Bloomington—Taxpayers United of America (TUA) today released the results of a new pension study of the employees of the Cities of Bloomington and Normal, McLean County, McLean County government schools, and Illinois State University.
“Illinois lawmakers continue their abuse of taxpayers by ignoring the number one budgetary problem in the state,” stated Jim Tobin, president of TUA. “Illinois is in horrible financial shape, and yet taxpayers are still expected to pour their hard earned money into a failed government pension system.”
“While residents across McLean County face crushing tax increases, falling home values, high unemployment, and a painfully slow economic recovery, government employees continue to receive stunning pensions largely funded by taxpayers who, on average, collect only $14,800 a year from Social Security.”
“Illinois’ government bureaucrats have been draining taxpayers in McLean County and all across the state for the last 30 years, trading gold-plated pension benefits for the votes they need to stay in power. Across the country, millions of bureaucrats are being paid trillions, to do absolutely nothing! With their 3%, compounded cost of living adjustments (COLA), Illinois’ government retirees double their pensions after only 24 years of retirement.”

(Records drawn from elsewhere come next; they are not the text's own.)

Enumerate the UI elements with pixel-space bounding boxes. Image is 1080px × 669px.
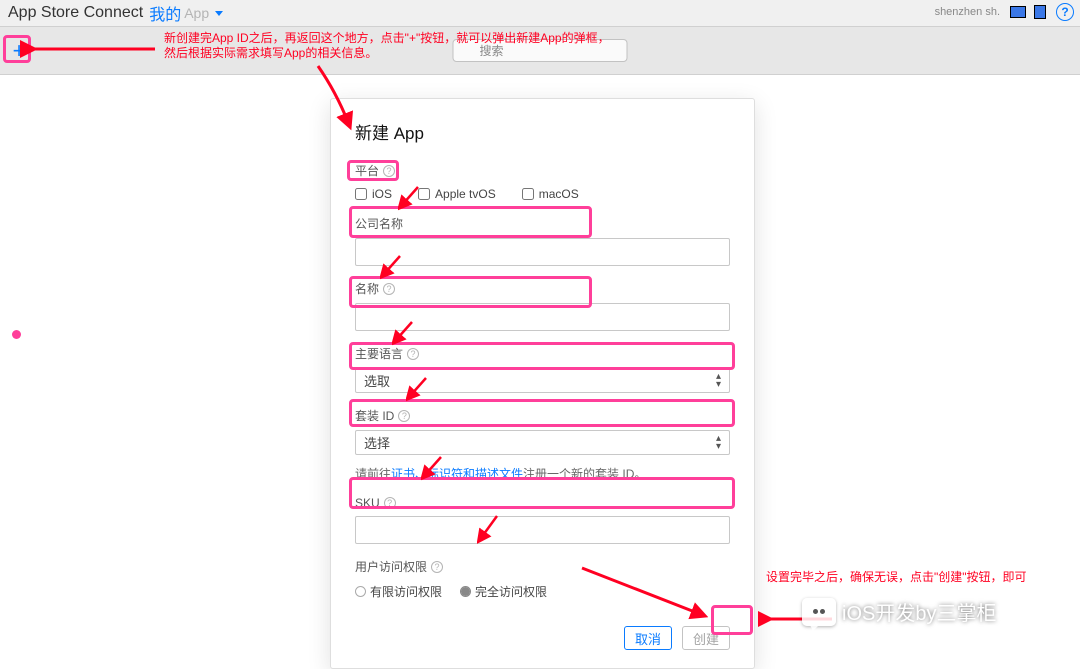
settings-icon[interactable]	[1034, 5, 1046, 19]
chevron-updown-icon: ▴▾	[716, 435, 721, 451]
lang-label: 主要语言?	[355, 345, 730, 362]
help-icon[interactable]: ?	[398, 410, 410, 422]
bundle-hint: 请前往证书、标识符和描述文件注册一个新的套装 ID。	[355, 465, 730, 482]
bundle-select[interactable]: 选择 ▴▾	[355, 430, 730, 455]
help-icon[interactable]: ?	[383, 165, 395, 177]
access-radios: 有限访问权限 完全访问权限	[355, 583, 730, 600]
app-dropdown-caret[interactable]	[215, 11, 223, 16]
bundle-label: 套装 ID?	[355, 407, 730, 424]
help-icon[interactable]: ?	[431, 561, 443, 573]
app-header: App Store Connect 我的 App shenzhen sh. ?	[0, 0, 1080, 27]
annotation-dot	[12, 330, 21, 339]
app-label[interactable]: App	[184, 5, 209, 21]
company-label: 公司名称	[355, 215, 730, 232]
user-name[interactable]: shenzhen sh.	[935, 6, 1000, 18]
platform-checks: iOS Apple tvOS macOS	[355, 187, 730, 201]
checkbox-tvos[interactable]: Apple tvOS	[418, 187, 496, 201]
cancel-button[interactable]: 取消	[624, 626, 672, 650]
app-title: App Store Connect	[8, 4, 143, 22]
platform-label: 平台?	[355, 162, 730, 179]
access-label: 用户访问权限?	[355, 558, 730, 575]
wechat-icon	[802, 598, 836, 626]
help-icon[interactable]: ?	[1056, 3, 1074, 21]
top-icons	[1010, 5, 1046, 19]
help-icon[interactable]: ?	[383, 283, 395, 295]
annotation-text-top: 新创建完App ID之后，再返回这个地方，点击"+"按钮，就可以弹出新建App的…	[164, 31, 610, 61]
company-input[interactable]	[355, 238, 730, 266]
certificates-link[interactable]: 证书、标识符和描述文件	[391, 467, 523, 481]
new-app-modal: 新建 App 平台? iOS Apple tvOS macOS 公司名称 名称?…	[330, 98, 755, 669]
add-app-button[interactable]: +	[4, 36, 34, 66]
lang-select[interactable]: 选取 ▴▾	[355, 368, 730, 393]
sku-label: SKU?	[355, 496, 730, 510]
radio-limited-access[interactable]: 有限访问权限	[355, 583, 442, 600]
my-label[interactable]: 我的	[149, 1, 181, 25]
name-input[interactable]	[355, 303, 730, 331]
sku-input[interactable]	[355, 516, 730, 544]
help-icon[interactable]: ?	[407, 348, 419, 360]
watermark-text: iOS开发by三掌柜	[842, 597, 996, 626]
create-button[interactable]: 创建	[682, 626, 730, 650]
checkbox-ios[interactable]: iOS	[355, 187, 392, 201]
checkbox-macos[interactable]: macOS	[522, 187, 579, 201]
chevron-updown-icon: ▴▾	[716, 373, 721, 389]
watermark: iOS开发by三掌柜	[802, 597, 996, 626]
name-label: 名称?	[355, 280, 730, 297]
annotation-text-bottom: 设置完毕之后，确保无误，点击"创建"按钮，即可	[766, 568, 1027, 585]
modal-title: 新建 App	[355, 119, 730, 144]
account-icon[interactable]	[1010, 6, 1026, 18]
help-icon[interactable]: ?	[384, 497, 396, 509]
radio-full-access[interactable]: 完全访问权限	[460, 583, 547, 600]
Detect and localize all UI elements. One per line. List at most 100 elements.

“The purpose of our study is to put some perspective around individual pensions, to put them in terms to which the average taxpayer can relate. Area taxpayers, whose average household income is $59,000, need to know how much local government retirees are being paid not to work and the astronomical accumulation of those payments over an average lifetime.”
“For example, Robert S. Nielson retired from Bloomington SD 87 at the ripe old age of 58 and collects an annual pension of $158,930. His estimated lifetime pension payout is a stunning $6,152,074*, 3.7% of which was his contribution.”
“At only 53 years of age, Thomas A. Hamilton retired from the City of Bloomington and has an annual pension of $119,696, with a staggering estimated lifetime payout of $5,750,607*. His contribution of the estimated lifetime payout would be only 1.8%.”
“Retired Normal government employee, John M. Callahan, has an incredible lifetime estimated pension payout of $3,296,426*, 2.9% of which he contributed, with an annual pension of $93,812, retiring at only 58.”
View pension amounts below:
“Illinois’ government pensions are in serious trouble with no end in sight. Government employees should be paid a fair wage for the work they do today so they can save for their own retirement.”
“Without sweeping and immediate reform, Illinois’ pension system will collapse. Reform must include raising retirement age to 67, increasing employee contributions by 10%, increasing healthcare contributions to 50%, eliminating all COLA’s, and replacing the defined benefit system with a defined contribution system for all new hires. It’s mathematically impossible to tax your way out of this problem. Illinois has more than 6,700 retirees collecting more than $100,000; in 2020, that will be over 25,000 six figure pensioners.”
*Lifetime estimated pension payout includes 3% compounded COLA and assumes life expectancy of 85 (IRS Form 590).